1.Joining a health club that was actually a part of the extended hospital/medical center in their area.

2.Building a personal health network of four to five people in her own age group who could be exercise buddies with her, hear her workout commitments, and show up together. Denise knew it was all too easy to blow it off if she was doing it alone.

3.Buying an hour of a great nutritionist’s time.

4.Walking to the local coffee hangout with Susan at least three times a week.

5.Minimizing alcohol intake.

6.Making an appointment with her doctor to ask, “What are the top five things you would like to ask me to do for my own good?”

What do you notice about these knowledge and skill sets? I notice that they are doable and require a combination of attention, discipline, patience, and adaptability. None of them will fit well inside a long-term, rigid plan. Like our lives, they must adapt to new realities—which doesn’t mean always rolling over and accepting them. It does mean being strategic and smart about how and what to adapt.

Reader Exercise

1.Review each of the knowledge types above. On a scale of 1 to 10 (10 being great), rate how well you possess and use them in your life.

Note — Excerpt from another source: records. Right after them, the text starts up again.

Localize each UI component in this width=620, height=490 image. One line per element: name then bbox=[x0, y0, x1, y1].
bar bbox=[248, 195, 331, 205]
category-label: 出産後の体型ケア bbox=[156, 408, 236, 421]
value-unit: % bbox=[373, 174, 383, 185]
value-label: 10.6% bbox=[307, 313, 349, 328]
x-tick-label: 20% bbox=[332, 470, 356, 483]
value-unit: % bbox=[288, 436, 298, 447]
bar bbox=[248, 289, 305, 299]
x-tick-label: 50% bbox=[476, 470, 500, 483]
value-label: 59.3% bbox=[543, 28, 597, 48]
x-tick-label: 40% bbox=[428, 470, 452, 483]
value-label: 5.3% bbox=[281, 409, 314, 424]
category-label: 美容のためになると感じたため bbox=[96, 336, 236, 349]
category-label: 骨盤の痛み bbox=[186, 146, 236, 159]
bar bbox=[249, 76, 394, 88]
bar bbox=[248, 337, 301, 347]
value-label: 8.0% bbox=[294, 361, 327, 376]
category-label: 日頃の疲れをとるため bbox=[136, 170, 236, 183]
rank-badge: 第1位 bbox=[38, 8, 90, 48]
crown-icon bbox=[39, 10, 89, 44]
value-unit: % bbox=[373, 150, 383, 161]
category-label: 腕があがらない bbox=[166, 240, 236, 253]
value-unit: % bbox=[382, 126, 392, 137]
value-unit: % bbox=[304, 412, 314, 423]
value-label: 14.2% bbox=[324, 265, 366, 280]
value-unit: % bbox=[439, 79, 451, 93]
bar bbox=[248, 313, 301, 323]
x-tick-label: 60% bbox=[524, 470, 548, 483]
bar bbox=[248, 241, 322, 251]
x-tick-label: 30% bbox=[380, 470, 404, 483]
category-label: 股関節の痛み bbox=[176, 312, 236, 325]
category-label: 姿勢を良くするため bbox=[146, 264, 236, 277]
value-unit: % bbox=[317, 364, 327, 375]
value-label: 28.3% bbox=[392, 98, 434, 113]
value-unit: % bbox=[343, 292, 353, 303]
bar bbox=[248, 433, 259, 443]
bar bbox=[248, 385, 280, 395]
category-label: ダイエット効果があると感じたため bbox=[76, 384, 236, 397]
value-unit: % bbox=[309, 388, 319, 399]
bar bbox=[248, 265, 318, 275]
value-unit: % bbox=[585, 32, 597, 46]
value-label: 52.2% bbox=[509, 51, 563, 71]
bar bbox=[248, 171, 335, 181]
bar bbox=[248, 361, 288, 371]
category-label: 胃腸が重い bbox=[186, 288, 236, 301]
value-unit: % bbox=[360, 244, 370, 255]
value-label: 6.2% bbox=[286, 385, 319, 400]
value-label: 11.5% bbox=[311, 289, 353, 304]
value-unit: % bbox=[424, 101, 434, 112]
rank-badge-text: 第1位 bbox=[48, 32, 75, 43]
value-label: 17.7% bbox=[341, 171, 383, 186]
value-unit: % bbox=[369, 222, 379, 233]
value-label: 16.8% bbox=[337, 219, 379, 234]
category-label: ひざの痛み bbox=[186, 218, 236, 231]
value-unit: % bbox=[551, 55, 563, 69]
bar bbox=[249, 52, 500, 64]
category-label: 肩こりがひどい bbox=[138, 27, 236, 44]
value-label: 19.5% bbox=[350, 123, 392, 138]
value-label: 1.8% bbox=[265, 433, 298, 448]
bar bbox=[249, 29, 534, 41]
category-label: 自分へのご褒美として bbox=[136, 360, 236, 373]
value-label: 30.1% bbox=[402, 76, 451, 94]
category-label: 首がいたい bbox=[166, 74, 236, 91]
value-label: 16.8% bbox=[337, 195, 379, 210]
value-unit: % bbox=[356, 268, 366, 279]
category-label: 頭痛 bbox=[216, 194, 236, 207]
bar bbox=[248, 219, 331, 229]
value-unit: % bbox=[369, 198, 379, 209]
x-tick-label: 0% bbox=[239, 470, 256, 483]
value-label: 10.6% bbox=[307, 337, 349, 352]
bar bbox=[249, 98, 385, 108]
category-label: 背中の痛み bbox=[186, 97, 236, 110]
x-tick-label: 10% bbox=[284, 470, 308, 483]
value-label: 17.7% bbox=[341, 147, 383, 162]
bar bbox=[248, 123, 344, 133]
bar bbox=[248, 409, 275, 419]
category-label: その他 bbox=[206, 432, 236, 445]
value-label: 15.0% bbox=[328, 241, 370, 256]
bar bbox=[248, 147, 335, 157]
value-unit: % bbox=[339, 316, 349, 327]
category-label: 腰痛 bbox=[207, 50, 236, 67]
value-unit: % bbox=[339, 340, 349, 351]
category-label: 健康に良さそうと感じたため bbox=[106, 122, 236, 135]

2.Given the answers, pick the two top types of knowledge you would like to improve and build a short-term (up to 18 months) plan to make that happen.

3.Show your answers and plan to someone you respect who is perceptive, candid, and not so close to you that their feedback will be diluted. If you don’t have someone, ask one of your friends to recommend someone and open the connection door for you. Tell the person what he or she can do to support you and ask for the support.